Par Baudoin Loos
Ce mardi 25 juillet se tiendra un «conseil d’association» entre l’Union européenne et l’Egypte. Voilà le genre d’information qui laisse d’ordinaire indifférent. Ces réunions ministérielles ont lieu régulièrement dans le cadre des «accords d’association» qui lient l’UE à huit pays du sud de la Méditerranée (sujets abordés: dialogue politique, relations commerciales, aides socio-économiques, etc.). Les médias s’intéressent peu à ces conseils, souvent de routine. Ici, la réunion prend un tour particulier en raison de la situation en Egypte sur laquelle les plus prestigieuses organisations de défense des droits de l’Homme dans le monde tentent d’attirer l’attention.
• L’Union européenne a reconnu de facto le caractère unique du paradigme égyptien en suspendant la tenue des conseils d’associations depuis 2013 et le massacre de Rabaa (près de mille manifestants [mobilisé par les Frères musulmans] tués le 14 août au Caire après le coup d’Etat qui avait évincé le régime du président islamiste Mohamed Morsi élu par les urnes). Quatre ans plus tard, serait-on donc revenu à une situation normale, stabilisée? Certainement pas. Une levée impressionnante de boucliers en atteste.
• La plate-forme EuroMed Droits, par exemple, «exhorte l’UE à soulever publiquement ses préoccupations en matière de droits humains avec l’homologue égyptien. Nous estimons que cette réunion de haut niveau devrait être l’occasion de faire passer un message à l’Egypte et à l’opinion publique en Europe: que l’UE n’approuve pas les politiques répressives égyptiennes et demande un respect des droits humains et une réforme démocratique».
• Les principales organisations mondiales compétentes en matière de droits de l’Homme ont émis des textes du même acabit. Ainsi en est-il d’Amnesty International, de Human Rights Watch (HRW) ou de la FIDH (Fédération internationale des ligues des droits de l’homme). «L’UE se doit de se mettre carrément du côté des Egyptiens qui se battent courageusement pour les droits de base au moment où elle rencontre un gouvernement connu pour ses tueries de masse plutôt que pour le respect de ces droits», estime ainsi sans détour Lotte Leicht, directrice du centre bruxellois de HRW. Cette organisation observe que «le silence de l’UE sur les abus sous la présidence d’Abdelfattah al-Sissi n’a apporté aucun changement positif en Egypte».
• Ce n’est pourtant pas que les autorités européennes ignorent ce qu’il se passe.
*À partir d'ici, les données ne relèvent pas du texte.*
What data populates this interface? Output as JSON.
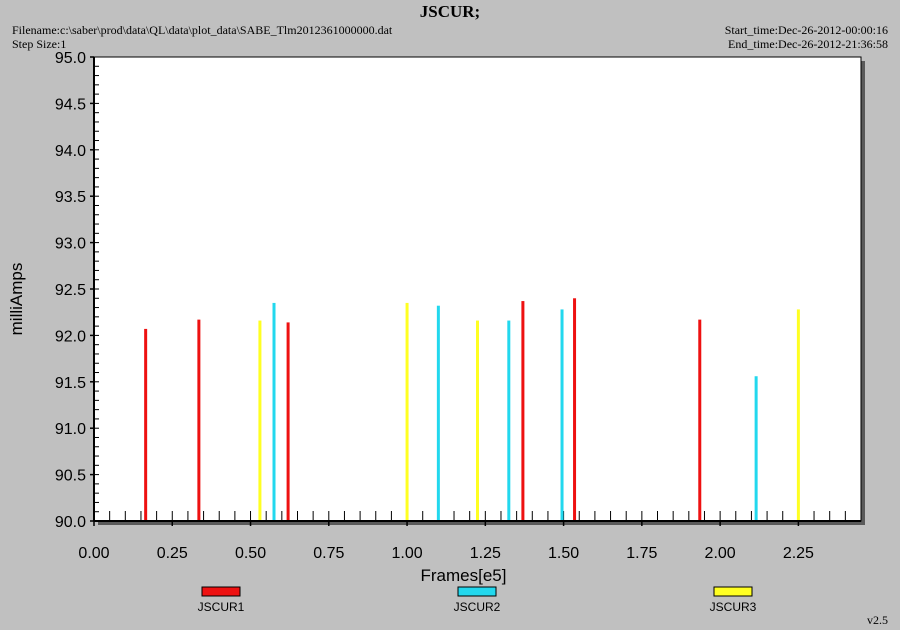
{
  "header": {
    "title": "JSCUR;",
    "filename": "Filename:c:\\saber\\prod\\data\\QL\\data\\plot_data\\SABE_Tlm2012361000000.dat",
    "step_size": "Step Size:1",
    "start_time": "Start_time:Dec-26-2012-00:00:16",
    "end_time": "End_time:Dec-26-2012-21:36:58"
  },
  "version": "v2.5",
  "colors": {
    "plot_bg": "#ffffff",
    "page_bg": "#c0c0c0",
    "shadow": "#5a5a5a",
    "JSCUR1": "#ee1111",
    "JSCUR2": "#22d8ee",
    "JSCUR3": "#ffff22"
  },
  "chart_data": {
    "type": "bar",
    "xlabel": "Frames[e5]",
    "ylabel": "milliAmps",
    "xlim": [
      0,
      2.45
    ],
    "ylim": [
      90.0,
      95.0
    ],
    "xticks": [
      "0.00",
      "0.25",
      "0.50",
      "0.75",
      "1.00",
      "1.25",
      "1.50",
      "1.75",
      "2.00",
      "2.25"
    ],
    "yticks": [
      "90.0",
      "90.5",
      "91.0",
      "91.5",
      "92.0",
      "92.5",
      "93.0",
      "93.5",
      "94.0",
      "94.5",
      "95.0"
    ],
    "legend_position": "bottom",
    "series": [
      {
        "name": "JSCUR1",
        "color": "#ee1111",
        "x": [
          0.165,
          0.335,
          0.62,
          1.37,
          1.535,
          1.935
        ],
        "y": [
          92.07,
          92.17,
          92.14,
          92.37,
          92.4,
          92.17
        ]
      },
      {
        "name": "JSCUR2",
        "color": "#22d8ee",
        "x": [
          0.575,
          1.1,
          1.325,
          1.495,
          2.115
        ],
        "y": [
          92.35,
          92.32,
          92.16,
          92.28,
          91.56
        ]
      },
      {
        "name": "JSCUR3",
        "color": "#ffff22",
        "x": [
          0.53,
          1.0,
          1.225,
          2.25
        ],
        "y": [
          92.16,
          92.35,
          92.16,
          92.28
        ]
      }
    ]
  }
}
Un rapport tout chaud de la Commission – il est daté du 17 juillet 2017 et sa publication vise à cadrer la réunion de ce 25 juillet – consacré aux relations avec l’Egypte, dédie tout de même une de ses seize pages à l’état des droits de l’Homme, évoquant, sans toutefois en tirer la moindre conclusion, maints secteurs où la situation s’est détériorée ces dernières années [1].
• Cela pourrait sembler paradoxal à d’aucuns, mais le règne islamiste en Egypte, entre juin 2012 et juillet 2013, aura été la moins mauvaise période pour les libertés publiques dans l’histoire de l’Egypte contemporaine, malgré l’impopularité croissante qui frappa ces mêmes islamistes à l’époque, victimes de leur arrogance et leur impéritie.
• Tout cela appartient donc au passé. Accueilli comme le messie par, sans doute, la majorité des Egyptiens en 2013, le maréchal Abdelfattah al-Sissi n’en finit plus de décevoir. Les promesses de retour au calme et de retour à la croissance n’ont pas été tenues. Que du contraire. La lutte contre le terrorisme justifie tous les excès et semble plutôt nourrir l’ardeur des extrémistes, alors que l’économie nationale, malgré l’administration de remèdes de cheval, reste chancelante.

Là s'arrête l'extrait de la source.